Respecto al marco legal, en el sistema jurídico mexicano no existen figuras adecuadas para este concepto de intermediación financiera. Por ahora, los Microbancos operan bajo figuras civiles y se orientan a ser incluidas en alguna de las dos figuras jurídicas del Sistema de Ahorro y Crédito Popular cuya base es la Ley de Ahorro y Crédito Popular de abril del 2001.

La orientación de sistema financiero descentralizado se adapta a las condiciones rurales de México, la iniciativa Microbancos se ha alimentado de diversas experiencias internacionales y ha contado a lo largo del desarrollo conceptual, experimentación, pilotaje, diseño de sistemas e instalación práctica, con diversos patrocinadores públicos y privados como la Fundación Ford, Fundación Ba Solay, UNAM-Instituto de Ingeniería, Fimer-SHCP, BANRURAL, SAGARPA, IRAM, AMUCSS, FLD y las propias comunidades interesadas.

Sobre los apoyos gubernamentales al microcrédito, destaca la creación del Programa de Asistencia Técnica al Microfinanciamiento Rural (Patmir) en el año 2000 por parte de la Secretaría de Agricultura.
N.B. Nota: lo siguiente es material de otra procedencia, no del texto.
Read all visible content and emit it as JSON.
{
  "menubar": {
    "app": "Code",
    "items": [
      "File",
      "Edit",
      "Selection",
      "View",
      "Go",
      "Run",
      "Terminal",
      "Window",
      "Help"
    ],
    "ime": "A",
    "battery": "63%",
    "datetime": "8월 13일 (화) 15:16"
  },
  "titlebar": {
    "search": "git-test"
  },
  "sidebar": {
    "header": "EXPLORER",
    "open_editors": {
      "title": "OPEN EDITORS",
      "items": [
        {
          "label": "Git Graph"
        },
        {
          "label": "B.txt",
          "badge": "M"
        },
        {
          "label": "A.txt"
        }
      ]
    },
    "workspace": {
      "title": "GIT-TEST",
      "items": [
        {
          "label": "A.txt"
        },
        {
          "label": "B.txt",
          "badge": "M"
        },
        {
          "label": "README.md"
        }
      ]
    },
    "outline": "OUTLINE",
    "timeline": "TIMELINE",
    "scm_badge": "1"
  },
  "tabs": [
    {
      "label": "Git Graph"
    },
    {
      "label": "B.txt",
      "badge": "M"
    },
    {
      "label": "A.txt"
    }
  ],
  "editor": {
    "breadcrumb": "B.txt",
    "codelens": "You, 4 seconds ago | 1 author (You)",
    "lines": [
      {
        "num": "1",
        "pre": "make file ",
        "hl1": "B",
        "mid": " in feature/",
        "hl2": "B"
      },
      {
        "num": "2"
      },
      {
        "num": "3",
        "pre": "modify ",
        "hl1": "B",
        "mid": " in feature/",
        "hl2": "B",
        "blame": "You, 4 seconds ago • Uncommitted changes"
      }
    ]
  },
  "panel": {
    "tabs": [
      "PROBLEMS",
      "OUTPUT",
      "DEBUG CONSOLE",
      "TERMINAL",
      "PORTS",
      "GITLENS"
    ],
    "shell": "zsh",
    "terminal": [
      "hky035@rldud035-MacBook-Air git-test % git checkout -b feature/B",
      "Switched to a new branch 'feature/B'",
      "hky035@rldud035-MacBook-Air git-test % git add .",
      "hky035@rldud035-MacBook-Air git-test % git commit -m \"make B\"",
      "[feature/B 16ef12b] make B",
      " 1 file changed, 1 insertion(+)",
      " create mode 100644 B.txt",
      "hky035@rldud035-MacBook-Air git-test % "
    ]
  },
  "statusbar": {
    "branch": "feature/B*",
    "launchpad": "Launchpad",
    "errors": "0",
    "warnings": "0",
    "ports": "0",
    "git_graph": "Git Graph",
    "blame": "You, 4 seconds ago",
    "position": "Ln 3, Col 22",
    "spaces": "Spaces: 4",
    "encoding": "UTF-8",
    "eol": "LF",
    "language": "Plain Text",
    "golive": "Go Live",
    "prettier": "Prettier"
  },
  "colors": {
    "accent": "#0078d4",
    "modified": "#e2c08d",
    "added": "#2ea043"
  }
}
Este era y es un proyecto importante porque apunta lo que nunca nadie había apuntado, que es la capacitación y la asistencia técnica como vehículo prioritario para fortalecer a los organismos y generar nuevas iniciativas.

El Patmir se está concentrando en Chiapas y las Huastecas, el Alto Balsas de Guerrero, en la Sierra de Huautla de Morelos, en la Sierra Mazateca de Oaxaca, en la Mixteca y en la propia Sierra del Norte de Puebla.